Les présidents Recep Tayyip Erdoğan et Vladimir Poutine ont participé mardi à la cérémonie de lancement de la construction par la Russie de la centrale nucléaire d’Akkuyu en Turquie. Le même jour, les deux dirigeants décidaient d’avancer à juillet 2019 la date du déploiement du système antimissile russe S-400 commandé par le sultan d’Ankara.
Sans doute ces deux projets stratégiques ainsi que la construction du gazoduc TurkStream qui acheminera le gaz russe en Turquie et dans le sud de l’Europe permettent-ils de mieux comprendre pourquoi Poutine a permis à Erdoğan de lancer dans le nord de la Syrie une offensive contre les forces kurdes alliées des Américains contre l’Etat islamique. Avec les systèmes anti-aériens et antimissiles que la Russie a déployés en Syrie, une telle intervention ne pouvait se passer du feu vert de Moscou et la Russie n’en tire que des avantages : elle met les Américains dans une situation délicate vis-à-vis de leurs alliés kurdes, elle maintient Bachar el-Assad dans une situation de dépendance pour sa survie et elle obtient des contrats stratégiques avec la Turquie. Et, cerise sur le gâteau, la Russie enfonce encore plus le coin entre la Turquie et le reste de l’OTAN.
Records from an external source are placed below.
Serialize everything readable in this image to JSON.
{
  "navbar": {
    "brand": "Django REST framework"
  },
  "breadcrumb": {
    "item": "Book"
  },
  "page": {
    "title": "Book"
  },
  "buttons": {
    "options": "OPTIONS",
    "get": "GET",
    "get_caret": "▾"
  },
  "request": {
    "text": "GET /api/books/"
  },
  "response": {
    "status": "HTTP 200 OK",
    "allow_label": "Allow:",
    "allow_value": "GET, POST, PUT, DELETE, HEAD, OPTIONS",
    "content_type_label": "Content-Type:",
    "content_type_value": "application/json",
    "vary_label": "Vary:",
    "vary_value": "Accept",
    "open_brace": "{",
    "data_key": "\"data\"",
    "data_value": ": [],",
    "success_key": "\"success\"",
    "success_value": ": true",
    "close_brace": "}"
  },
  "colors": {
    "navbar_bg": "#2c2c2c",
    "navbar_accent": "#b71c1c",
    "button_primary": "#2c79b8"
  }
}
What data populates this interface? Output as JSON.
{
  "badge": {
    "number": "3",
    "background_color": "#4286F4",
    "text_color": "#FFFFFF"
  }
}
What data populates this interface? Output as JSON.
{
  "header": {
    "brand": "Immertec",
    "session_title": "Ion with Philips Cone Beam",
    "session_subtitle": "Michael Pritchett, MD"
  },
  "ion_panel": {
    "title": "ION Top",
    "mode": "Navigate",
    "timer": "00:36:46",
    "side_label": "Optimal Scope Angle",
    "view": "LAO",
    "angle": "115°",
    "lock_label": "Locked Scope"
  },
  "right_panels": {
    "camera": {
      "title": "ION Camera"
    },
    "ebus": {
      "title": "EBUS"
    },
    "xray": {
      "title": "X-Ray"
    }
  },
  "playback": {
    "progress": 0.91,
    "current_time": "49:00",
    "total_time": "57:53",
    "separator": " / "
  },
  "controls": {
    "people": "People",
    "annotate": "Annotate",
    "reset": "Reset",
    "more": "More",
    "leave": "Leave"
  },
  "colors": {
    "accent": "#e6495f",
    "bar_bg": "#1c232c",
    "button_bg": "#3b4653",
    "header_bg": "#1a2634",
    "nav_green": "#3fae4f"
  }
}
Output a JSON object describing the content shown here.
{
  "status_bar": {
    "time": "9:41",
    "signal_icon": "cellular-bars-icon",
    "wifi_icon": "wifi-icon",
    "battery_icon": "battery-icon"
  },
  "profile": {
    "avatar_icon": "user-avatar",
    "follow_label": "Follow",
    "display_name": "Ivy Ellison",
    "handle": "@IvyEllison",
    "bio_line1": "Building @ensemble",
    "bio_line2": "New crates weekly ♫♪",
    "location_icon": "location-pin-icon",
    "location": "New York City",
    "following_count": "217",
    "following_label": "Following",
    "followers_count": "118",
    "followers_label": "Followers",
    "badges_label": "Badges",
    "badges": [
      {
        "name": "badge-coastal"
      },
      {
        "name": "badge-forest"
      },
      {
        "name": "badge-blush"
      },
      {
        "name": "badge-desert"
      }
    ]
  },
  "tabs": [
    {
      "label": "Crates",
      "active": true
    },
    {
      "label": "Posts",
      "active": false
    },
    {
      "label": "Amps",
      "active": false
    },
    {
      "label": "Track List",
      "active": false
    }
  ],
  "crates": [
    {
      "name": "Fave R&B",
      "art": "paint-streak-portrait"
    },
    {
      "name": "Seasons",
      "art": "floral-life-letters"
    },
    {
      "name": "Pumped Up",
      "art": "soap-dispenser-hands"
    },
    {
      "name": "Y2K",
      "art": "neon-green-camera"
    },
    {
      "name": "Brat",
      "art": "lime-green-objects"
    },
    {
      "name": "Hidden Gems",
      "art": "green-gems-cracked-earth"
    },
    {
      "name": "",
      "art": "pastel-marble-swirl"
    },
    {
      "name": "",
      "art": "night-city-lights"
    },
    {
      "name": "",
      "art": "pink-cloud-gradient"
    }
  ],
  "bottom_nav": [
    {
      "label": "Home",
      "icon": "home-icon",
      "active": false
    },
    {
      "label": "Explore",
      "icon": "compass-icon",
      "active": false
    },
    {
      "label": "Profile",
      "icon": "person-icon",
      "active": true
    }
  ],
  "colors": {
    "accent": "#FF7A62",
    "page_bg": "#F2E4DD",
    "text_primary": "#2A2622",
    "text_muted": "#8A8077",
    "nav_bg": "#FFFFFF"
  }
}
Poutine a su mettre à profit l’engagement militaire de la Russie en Syrie pour obtenir des contrats avec la Turquie et faire d’Erdoğan son allié
Mais peut-être sera-ce l’occasion pour les Européens et les Américains de comprendre enfin que l’islamiste Erdoğan n’est pas leur allié ? L’acquisition par Ankara du système de défense antimissile S-400 notamment est le plus critiqué, car il ne sera pas interopérable avec les autres systèmes antimissiles de l’OTAN et il fait craindre un accès des Russes à des installations et des codes de l’OTAN sur le sol turc. Cet achat pourrait, selon le journal turc en langue anglaise Hürriyet Daily News, tomber sous le coup de la loi américaine CAATSA (pour Countering America’s Adversaries Through Sanctions Act), la même que Washington brandit contre le projet Nord Stream 2 entre la Russie et l’Allemagne.
Plus que la centrale nucléaire d’Akkuyu construite par Rosatom, c’est le système antimissile russe S-400 commandé par Ankara qui suscite les critiques de l’OTAN
Quant à la centrale nucléaire d’Akkuyu, elle va être construite par Rosatom et devrait à terme couvrir 10 % des besoins en électricité de la Turquie. Son coût avoisinera les 20 milliards de dollars et sa mise en service est prévue pour 2023. La Russie est aussi déjà le principal fournisseur de gaz de la Turquie, une situation qui ne pourra que s’accentuer avec le gazoduc TurkStream (appelé aussi Turkish Stream) dont la construction a été lancée en juin dernier, également en présence du président russe. Ce projet de gazoduc avait été annoncé en décembre 2014 en remplacement du gazoduc South Stream annulé en raison de l’hostilité à ce projet de Bruxelles, qui y voyait un obstacle à la diversification des fournitures de gaz. South Stream faisait notamment concurrence au projet européen Nabucco qui devait relier l’Iran et les pays de la Transcaucasie à l’Europe centrale sans passer par la Russie. Ce dernier gazoduc passerait par contre par la Turquie et le projet a de toute façon été mis en suspens du fait de la guerre en Syrie.
Dans ce jeu d’échecs géostratégique, Vladimir Poutine, par sa présence militaire en Syrie, a su faire du sultan d’Ankara son obligé. Les Occidentaux n’ont d’autre choix que d’en tenir compte et admettre que l’ancien officier du KGB leur a infligé une belle leçon de realpolitik.